Birthday Conundrum

In our society birthdays are meant to be special.  There’s this idea (in theory) that these days are expected to be all about us.  It is, after all, our special day.  Funny how things frequently don’t work out that way.  Rather than taking the day off from work, I’m here staring at grant application materials.  Okay, fine, that’s part of being a grown up.  I’m not accomplishing much, but I’m here.  Kudos to me.  What do I really want to do for my birthday?  I want to be a total recluse and have 24 hours free of other responsibilities (including paying attention to other people), so that I can write my butt off.  Does anybody think that this is going to happen?  Of course not.  Because that would offend the pants off of my entire well-meaning family who wants to celebrate.  This is totally not an issue of my wanting to forget it’s my birthday or not celebrate.  Twenty-eight so isn’t a landmark year.  I’m not old.  I’m not over any hill.  I don’t have any issues with getting older.

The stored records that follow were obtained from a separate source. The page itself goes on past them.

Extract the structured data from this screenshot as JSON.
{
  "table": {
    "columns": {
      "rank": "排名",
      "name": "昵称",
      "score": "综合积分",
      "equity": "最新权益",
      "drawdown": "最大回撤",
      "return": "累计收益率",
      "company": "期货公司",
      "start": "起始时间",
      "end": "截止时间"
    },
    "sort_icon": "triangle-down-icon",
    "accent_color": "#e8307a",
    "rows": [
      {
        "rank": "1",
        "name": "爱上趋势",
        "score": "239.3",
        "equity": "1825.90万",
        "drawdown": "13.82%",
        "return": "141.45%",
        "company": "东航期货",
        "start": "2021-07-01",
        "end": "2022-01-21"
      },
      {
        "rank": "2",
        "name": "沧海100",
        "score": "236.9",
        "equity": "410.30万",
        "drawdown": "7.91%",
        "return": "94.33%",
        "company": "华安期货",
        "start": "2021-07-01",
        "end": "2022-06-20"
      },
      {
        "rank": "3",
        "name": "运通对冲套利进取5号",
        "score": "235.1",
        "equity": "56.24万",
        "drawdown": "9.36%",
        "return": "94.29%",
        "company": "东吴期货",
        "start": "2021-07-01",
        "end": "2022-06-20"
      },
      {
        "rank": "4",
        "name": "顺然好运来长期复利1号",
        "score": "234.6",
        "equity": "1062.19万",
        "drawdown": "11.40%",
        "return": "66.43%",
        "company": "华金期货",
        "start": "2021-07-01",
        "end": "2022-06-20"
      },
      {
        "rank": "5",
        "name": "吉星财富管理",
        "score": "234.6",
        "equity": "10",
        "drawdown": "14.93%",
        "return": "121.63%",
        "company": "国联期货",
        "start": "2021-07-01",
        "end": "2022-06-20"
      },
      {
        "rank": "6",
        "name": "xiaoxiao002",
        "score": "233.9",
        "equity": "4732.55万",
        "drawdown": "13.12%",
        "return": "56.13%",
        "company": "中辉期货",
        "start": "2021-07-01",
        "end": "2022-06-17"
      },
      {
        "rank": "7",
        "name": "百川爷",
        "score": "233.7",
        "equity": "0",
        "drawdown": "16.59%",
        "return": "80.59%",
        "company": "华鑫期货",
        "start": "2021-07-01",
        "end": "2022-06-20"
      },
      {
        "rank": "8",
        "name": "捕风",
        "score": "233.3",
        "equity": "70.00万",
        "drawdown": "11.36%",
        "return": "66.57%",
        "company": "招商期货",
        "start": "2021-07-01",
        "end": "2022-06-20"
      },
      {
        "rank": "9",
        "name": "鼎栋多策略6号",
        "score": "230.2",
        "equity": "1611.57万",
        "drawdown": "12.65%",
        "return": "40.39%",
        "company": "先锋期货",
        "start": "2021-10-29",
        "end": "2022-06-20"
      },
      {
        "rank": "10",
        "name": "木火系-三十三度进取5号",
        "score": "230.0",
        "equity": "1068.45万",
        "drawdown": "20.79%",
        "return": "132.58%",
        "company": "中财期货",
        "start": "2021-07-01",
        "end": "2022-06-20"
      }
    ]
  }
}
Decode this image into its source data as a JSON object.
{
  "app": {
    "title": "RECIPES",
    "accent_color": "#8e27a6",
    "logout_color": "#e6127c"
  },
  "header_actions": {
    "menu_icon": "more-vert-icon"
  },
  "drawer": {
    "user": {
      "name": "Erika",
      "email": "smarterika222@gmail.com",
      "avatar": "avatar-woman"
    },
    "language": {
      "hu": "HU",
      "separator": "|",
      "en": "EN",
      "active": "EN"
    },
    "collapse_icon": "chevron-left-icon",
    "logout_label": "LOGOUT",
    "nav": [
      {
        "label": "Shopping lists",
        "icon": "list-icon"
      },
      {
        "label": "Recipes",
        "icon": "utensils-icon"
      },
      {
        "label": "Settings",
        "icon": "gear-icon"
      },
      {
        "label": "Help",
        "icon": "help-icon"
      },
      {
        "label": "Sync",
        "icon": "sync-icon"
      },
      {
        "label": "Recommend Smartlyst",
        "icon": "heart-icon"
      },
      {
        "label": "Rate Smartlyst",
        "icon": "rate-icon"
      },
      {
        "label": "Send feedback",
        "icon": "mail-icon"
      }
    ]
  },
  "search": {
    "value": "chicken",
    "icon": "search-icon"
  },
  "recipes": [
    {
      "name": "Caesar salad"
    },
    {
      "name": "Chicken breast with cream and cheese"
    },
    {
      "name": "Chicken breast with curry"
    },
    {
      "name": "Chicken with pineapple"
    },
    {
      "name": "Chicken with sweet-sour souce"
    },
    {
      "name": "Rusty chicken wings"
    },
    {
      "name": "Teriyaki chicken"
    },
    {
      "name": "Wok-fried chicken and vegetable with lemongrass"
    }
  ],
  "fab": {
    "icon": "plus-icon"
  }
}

I’ve gotten lovely gifts.  Pot bought me a copy of Stiff, which is hilarious.  Another friend bought me The Lake House soundtrack, which is lovely.  I’ve accumulated $80 so far, and I’m trying to decide whether I am going to be responsible and put it in a fund for the new canister vacuum we need, or if I’m going to use it to buy some of the various and sundry forensic textbooks that my friends can’t afford (though they love me) and my family thinks I’m a lunatic for wanting.  Make strides in the battle against dog hair vs. Practical Homicide Investigation, The Crime Writer’s Reference Guide and the Crime Classification Manual.  Hmmmm.  If I can’t do what I want for my birthday, I might as well get what I want, right?  We’ll see how much I wind up with.  If it’s enough to buy the Hoover right off, I may go that route (as the dog hair is pretty bad–we can absolutely identify with Katie MacAlister’s Rancho El Dog Hair), but if it’s not enough for the vacuum…the books are calling my name…  I mean really, what is the point of having an Amazon list of stuff you definitely want if people don’t bother looking at it when they buy you gifts?  But no, so many people get you what they want you to have.  My mother buys me clothes (which after the 70s maternity shirt wanna be she got me over Christmas she should be banned from doing).  My husband buys electronics and DVDs (gifts for both of us really–though he gets major props for the Kitchenaid mixer he got me for Christmas!).  When people ask me what I want, I want to take out a sky writer ad to say “I am a bibliophile!  Buy me books!  Look at my Amazon list!”

I really shouldn’t gripe.  It has been wonderful to be remembered and to be given so many well wishes.  Those are most certainly appreciated.  But it would be nice to be able to do what I want for my birthday for once.